Sunday, September 21, 2008

In Which I Boast a Little

I am no longer able to make blogger respond to my requests to move photos around. So I'll brag about Skittles first, I guess.  But I am so proud of both of them.

Skittles is positively ebulent about her kids' cooking class. It is the high point of her week. 

Yesterday was the second class, and they made potato salad and bread rolls. She's getting really good with yeast doughs, which is great as I cannot make dough rise to save my life.  But the double-secret bonus, to me, is that she actually tries the foods she makes. 

She announced she wants to be a chef when she grows up. That's fine by me.


This school year, Baboo is in this special intensive-Russian program through her school. Their classroom is in a Russian school (which is, conveniently, just around the corner from the main campus). Two days a week they return to the main campus for lunch* and to use the computers and library. They have daily Russian lessons, and a structured exchange with specific Russian kids from their host school. Those kids have been studying French, and the two groups have time together every week.

*Lunch aside: Lunch at the Russian school is disappointing. Seems every day they get a weiner and a starch: either over-cooked pasta or flavor-free mashed potatos. Plastic cutlery. Baboo now takes a small container of flavored salt in her backpack. Her best friend brings those little salt packets like what you get from a fast food restaurant. 

Needless to say, the days they have lunch at the main campus are much nicer, more diverse, albeit a LOT more expensive.

Russian school lunch: 20 to 50 rubles a day. I don't know why the price varies since the menu doesn't. 

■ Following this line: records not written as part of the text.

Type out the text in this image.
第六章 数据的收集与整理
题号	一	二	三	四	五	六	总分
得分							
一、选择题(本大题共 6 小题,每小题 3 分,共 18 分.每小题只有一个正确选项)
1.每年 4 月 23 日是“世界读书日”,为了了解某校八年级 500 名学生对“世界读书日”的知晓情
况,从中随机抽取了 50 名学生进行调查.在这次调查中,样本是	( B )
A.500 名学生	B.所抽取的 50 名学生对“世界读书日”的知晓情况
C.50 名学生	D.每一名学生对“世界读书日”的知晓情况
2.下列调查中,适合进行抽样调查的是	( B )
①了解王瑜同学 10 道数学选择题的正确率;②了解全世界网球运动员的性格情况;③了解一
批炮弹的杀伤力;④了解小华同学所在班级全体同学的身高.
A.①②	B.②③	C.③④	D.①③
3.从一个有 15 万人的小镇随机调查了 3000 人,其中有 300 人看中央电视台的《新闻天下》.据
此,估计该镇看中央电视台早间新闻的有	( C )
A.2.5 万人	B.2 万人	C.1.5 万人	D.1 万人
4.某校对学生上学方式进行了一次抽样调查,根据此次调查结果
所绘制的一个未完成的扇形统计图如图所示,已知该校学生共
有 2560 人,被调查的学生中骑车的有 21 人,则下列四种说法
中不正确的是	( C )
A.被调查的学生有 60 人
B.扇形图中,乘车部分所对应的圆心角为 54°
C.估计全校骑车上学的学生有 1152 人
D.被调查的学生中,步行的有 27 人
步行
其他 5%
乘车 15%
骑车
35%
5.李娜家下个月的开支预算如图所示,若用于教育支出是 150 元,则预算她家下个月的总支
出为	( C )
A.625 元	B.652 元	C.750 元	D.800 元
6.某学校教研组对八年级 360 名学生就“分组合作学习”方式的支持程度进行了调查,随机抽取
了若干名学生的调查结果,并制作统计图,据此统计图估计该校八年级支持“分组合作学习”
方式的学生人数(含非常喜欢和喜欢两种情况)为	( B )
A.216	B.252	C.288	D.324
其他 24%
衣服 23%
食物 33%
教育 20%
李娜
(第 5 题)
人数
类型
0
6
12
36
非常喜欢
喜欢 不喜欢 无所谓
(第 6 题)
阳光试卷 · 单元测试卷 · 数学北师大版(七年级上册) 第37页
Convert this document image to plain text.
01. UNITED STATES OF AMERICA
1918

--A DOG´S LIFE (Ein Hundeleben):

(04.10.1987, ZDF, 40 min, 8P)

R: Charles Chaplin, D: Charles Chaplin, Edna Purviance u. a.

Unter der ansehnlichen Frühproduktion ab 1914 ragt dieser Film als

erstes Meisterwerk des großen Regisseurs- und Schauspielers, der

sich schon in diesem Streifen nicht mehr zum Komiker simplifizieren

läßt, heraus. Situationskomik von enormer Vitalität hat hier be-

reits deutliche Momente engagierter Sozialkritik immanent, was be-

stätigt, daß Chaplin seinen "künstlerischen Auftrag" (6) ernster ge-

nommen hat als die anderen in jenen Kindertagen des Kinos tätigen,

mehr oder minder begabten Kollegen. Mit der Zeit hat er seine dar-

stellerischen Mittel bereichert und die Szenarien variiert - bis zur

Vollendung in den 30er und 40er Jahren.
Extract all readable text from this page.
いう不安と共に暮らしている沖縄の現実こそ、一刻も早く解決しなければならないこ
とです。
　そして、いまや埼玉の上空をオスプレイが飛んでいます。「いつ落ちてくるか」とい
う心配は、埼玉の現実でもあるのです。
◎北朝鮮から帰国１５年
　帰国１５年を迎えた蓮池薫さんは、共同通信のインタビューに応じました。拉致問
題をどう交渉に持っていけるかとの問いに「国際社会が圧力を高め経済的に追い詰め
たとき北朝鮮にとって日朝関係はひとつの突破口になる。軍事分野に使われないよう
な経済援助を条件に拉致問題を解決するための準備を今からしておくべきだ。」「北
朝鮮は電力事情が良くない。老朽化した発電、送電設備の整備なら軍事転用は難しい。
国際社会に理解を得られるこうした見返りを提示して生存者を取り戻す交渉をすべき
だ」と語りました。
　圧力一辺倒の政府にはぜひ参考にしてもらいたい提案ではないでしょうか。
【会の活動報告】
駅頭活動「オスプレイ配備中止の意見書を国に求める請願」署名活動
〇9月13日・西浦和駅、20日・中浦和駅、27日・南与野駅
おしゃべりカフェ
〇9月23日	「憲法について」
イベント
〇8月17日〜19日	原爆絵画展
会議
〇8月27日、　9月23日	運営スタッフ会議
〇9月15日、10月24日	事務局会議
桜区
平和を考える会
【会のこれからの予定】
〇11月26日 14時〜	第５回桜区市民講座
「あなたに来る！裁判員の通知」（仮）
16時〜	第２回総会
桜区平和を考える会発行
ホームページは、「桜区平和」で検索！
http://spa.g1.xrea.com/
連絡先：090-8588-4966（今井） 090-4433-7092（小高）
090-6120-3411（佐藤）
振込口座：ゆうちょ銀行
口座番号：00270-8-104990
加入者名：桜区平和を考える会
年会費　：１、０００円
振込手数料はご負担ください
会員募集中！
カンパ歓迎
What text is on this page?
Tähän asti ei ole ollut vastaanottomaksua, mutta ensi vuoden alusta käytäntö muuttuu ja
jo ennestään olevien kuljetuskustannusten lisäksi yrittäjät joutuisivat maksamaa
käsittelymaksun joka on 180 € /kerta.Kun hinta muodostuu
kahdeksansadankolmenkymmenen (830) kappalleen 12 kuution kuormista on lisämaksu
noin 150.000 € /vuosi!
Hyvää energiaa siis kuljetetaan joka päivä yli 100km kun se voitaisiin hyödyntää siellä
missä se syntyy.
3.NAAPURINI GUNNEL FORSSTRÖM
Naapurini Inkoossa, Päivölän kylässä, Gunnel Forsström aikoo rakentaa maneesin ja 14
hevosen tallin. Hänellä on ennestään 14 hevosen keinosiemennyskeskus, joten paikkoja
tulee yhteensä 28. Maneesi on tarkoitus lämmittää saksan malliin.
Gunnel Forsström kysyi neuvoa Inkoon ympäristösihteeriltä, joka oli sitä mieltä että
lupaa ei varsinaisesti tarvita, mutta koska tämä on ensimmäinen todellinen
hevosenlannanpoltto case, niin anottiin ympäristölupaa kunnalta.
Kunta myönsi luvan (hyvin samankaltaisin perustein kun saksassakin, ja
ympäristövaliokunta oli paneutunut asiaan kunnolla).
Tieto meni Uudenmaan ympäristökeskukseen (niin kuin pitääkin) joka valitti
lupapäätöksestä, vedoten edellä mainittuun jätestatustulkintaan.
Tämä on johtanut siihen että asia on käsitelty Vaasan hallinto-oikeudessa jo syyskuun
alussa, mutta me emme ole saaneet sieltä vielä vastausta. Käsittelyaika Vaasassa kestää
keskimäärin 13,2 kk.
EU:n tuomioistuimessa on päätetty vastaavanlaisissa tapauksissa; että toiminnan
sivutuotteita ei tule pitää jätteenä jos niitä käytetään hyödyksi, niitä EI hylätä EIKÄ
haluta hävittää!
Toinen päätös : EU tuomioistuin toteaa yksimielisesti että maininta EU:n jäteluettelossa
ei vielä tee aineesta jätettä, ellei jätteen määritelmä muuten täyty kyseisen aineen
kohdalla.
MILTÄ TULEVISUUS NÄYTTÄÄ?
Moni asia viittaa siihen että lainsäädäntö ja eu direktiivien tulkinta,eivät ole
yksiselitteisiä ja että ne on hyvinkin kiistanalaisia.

Main campus lunch: 190 rubles a day. Here is a typical lunch at the main campus:

**********
(Choose one)
 
Assiette de crudités (raw veggie plate) 
Salade de carottes (carrot salad) 
Salade au jambon et fromage (ham and cheese salad) 
***** 
Soupe de légumes (vegetable soup) 
*****
(Choose one)
 
Fricassée de poulet (fried chicken) 
Pain de porc (breaded pork cutlet) 
Poisson cajun (cajun-style fish) 
***** 
(Choose one)
Riz doré (yellow rice)
 
Haricots verts (green beans)
*****
(Choose one)
 
Yaourt (yogurt) 
Fromage (cheese . . . well, duh!)
*****
(Choose one)
 
Fruits de saison (seasonal fruits) 
Jus de fruits (fruit juice) 
Pâtisserie (pastry . . . Guess which is more popular in this category?)

Baboo said she and one of her French classmates were sitting on the playground during recess last week, and a group of Russian girls came over and asked them questions. Baboo and friend answered, in their limited Russian, and the Russian girls said, "Oooooo!"

We asked her teacher if she could skip English class. "Well, many of her classmates speak English well," he began.

Um, yeah. But this kid's mother tongue is English, we insisted. He left it with a "We'll see about that."

He's been using Wednesday mornings to give her class assessment tests. Shortly after we had the English-skills conversation, there was a question on an assessment test, asking her to identify the last movement of Beethoven's 9th Symphony. She doesn't know how to say that in French, so she wrote "Ode to Joy."

Suddenly her teacher realized that not only does she know English, but she knows THINGS in English. It really is a working language for her. So she got yanked out of English class and given extra one-on-one time with the Russian teacher.

The other weirdly wonderful thing is that last week the teacher emailed all of the parents a copy of a student's weekly assessment test so that we could use it to see the correct answers. It was not a flawless test, but it was, apparently, the best one. The student's name was whited out, but we recognized the handwriting immediately. 

The Spouse sees the teacher ever morning when he drops Baboo off at school. "She didn't get all the answers right," he said to Teacher. 

"If she didn't get the answer, no one got it," said Teacher. 

Pardon me for being proud . . .

1 comment:

Anonymous said...

go ahead and be proud while you can. there's just no telling what those teenage years will bring!

Our 10 yr old is learning the violin in music class. It occurred to me that she looked like a mini- hit man getting on the school bus this morning!!